We Brits are by nature a nation of grumblers and groaners, though complaining does not come naturally to us (about which I have written before.) There is an element of enjoyment in our noble suffering, something we take with dignity, even if it is waiting for our turn to take advantage. Should we be more demanding and expect everything instantly? Certainly in youth that is how things are – a keen expectancy for instant gratification, where with age we tolerate through knowledge that things sometimes take time: “the best things come to he who waits.”
The other way to look at waiting is that it gives you thinking time, which you may or may not use wisely. Much research evidence suggests we perform far better at work with the benefits of breaks, though the same principle could surely be applied to anything we do, work, rest or play, chores or duties.
Taking things steadily and allowing yourself time to enjoy the task makes everything more pleasurable, gives you greater satisfaction and helps you worry less about the other things on your tasklist. Don’t allow yourself to be stressed and the waiting period is more tolerable. If we took a more relaxed attitude, closer to the stereotype of Spanish “mañana” society, we would enjoy more, suffer fewer coronaries and keep our focus about the important things in life all the more.

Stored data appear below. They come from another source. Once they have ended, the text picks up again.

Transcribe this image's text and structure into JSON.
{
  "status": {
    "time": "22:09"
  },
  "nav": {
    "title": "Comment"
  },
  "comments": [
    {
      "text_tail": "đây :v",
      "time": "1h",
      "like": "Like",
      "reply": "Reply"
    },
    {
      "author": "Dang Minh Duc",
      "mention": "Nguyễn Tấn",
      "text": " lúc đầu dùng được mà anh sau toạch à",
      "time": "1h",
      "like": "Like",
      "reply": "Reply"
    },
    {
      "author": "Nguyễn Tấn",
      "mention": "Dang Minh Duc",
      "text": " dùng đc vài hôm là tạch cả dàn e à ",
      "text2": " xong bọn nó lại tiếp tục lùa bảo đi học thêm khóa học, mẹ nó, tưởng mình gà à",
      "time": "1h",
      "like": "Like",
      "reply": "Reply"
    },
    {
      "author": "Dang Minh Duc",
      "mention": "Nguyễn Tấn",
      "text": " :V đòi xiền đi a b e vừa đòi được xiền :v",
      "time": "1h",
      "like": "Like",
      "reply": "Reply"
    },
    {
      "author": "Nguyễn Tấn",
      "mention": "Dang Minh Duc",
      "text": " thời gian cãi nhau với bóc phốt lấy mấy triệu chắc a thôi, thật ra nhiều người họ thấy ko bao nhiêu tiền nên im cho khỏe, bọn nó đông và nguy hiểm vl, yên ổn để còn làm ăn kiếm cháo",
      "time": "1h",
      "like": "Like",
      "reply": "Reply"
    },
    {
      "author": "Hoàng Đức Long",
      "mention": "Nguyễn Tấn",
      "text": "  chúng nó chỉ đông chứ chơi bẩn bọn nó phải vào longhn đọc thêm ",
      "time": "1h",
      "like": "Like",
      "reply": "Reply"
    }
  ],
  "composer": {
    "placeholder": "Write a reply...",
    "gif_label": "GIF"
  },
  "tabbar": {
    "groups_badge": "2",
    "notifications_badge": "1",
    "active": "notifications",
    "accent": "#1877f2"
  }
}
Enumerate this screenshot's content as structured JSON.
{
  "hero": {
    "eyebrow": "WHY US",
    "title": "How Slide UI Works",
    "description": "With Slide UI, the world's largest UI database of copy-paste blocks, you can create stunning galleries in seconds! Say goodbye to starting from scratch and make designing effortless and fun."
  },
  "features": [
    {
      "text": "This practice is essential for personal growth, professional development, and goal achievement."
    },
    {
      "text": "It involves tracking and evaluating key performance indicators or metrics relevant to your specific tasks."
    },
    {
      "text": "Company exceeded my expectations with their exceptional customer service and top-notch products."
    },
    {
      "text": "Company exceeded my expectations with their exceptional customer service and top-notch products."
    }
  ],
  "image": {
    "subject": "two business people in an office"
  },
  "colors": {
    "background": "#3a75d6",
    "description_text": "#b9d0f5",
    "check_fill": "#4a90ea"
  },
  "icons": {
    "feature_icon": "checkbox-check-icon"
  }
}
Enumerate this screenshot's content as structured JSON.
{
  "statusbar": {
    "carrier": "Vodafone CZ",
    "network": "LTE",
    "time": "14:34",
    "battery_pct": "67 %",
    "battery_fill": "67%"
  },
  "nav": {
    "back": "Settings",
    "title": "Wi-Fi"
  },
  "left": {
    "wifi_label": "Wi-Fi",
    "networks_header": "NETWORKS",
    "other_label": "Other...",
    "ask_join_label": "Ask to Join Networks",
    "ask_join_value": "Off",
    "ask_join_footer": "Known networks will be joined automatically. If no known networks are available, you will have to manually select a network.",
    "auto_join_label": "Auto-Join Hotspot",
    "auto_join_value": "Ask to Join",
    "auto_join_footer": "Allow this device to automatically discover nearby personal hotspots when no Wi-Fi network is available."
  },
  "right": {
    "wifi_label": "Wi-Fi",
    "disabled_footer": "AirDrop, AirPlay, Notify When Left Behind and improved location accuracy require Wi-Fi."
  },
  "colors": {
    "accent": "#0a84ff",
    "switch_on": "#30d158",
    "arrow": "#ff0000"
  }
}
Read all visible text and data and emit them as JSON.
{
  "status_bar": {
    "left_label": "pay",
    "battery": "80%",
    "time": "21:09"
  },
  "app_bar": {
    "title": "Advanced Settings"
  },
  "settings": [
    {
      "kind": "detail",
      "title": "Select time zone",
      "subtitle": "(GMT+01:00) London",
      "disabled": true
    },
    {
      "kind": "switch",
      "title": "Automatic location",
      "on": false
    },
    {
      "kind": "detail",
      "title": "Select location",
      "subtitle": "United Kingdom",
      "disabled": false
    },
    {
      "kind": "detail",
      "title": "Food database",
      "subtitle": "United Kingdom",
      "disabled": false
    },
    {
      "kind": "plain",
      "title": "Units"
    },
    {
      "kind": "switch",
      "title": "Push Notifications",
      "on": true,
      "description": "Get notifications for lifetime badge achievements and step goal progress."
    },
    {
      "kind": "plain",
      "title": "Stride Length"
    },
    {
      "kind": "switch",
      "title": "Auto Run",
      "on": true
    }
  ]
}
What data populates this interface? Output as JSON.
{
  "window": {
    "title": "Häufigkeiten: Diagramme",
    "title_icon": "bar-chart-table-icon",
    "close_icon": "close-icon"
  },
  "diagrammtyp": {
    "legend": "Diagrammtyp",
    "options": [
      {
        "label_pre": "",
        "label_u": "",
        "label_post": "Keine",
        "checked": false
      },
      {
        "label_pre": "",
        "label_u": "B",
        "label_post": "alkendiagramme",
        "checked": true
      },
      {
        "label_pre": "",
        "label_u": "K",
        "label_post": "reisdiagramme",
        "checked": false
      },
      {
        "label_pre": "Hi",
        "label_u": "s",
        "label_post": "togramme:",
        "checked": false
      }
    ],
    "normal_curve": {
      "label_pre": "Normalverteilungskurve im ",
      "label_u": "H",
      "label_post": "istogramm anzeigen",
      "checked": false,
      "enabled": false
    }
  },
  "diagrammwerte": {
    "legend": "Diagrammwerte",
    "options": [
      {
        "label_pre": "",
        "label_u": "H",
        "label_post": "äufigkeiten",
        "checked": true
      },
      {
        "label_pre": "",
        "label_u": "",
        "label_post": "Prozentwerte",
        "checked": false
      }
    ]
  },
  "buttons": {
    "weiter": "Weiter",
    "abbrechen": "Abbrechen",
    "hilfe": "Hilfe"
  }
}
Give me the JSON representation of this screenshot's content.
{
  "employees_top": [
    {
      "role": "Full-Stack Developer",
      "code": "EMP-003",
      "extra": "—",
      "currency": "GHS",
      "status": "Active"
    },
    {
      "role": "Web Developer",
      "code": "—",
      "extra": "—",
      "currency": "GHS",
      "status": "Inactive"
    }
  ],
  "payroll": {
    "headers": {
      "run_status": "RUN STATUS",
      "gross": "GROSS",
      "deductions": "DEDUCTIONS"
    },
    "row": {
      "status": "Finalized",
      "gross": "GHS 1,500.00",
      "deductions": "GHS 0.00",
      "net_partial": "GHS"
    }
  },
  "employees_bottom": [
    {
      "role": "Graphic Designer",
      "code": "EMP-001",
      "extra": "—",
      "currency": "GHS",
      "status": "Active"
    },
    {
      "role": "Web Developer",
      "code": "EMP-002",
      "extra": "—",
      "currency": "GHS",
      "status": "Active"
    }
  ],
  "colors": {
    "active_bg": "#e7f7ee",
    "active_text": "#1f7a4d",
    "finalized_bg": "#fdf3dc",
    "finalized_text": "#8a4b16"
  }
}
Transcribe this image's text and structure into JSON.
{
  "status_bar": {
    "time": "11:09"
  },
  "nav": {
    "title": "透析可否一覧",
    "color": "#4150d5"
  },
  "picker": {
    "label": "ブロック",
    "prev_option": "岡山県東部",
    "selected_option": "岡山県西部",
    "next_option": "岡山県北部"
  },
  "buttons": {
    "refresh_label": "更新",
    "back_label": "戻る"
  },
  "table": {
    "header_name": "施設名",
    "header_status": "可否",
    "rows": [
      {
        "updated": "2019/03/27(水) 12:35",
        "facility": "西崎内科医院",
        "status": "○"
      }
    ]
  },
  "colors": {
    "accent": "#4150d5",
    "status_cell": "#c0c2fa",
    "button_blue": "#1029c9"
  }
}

Oh, and if you think this just applies to humans, think again – maybe we can all learn from animals? I remember years ago my family’s golden retriever, Benjie. Benjie was a noble dog who loved my dad with a passion – they were inseparable – but hated being left alone while my parents went out to work; but then he loved it when anybody came home to see him during those lonely days.
Above all he knew above all when my dad was due home from work, to the extent that his body clock went into overtime. When 6pm approached, any car noise outside would be met by Benjie bounding on to my dad’s chair so he could see out of the window. When he was disappointed, the look on his face was pitiful. When he saw the car on the drive, he leapt to the front door to greet my dad like a long-lost son. Waiting may often be in vain, but for the loyal dog the return of his master was worth waiting for.
I’m learning patience, slowly. It may take me some years to perfect, but gradually I accept more that waiting is as much a part of life as doing, that I can’t achieve 100% but need to accept down time as being as much a part of living as those highlights we all cherish.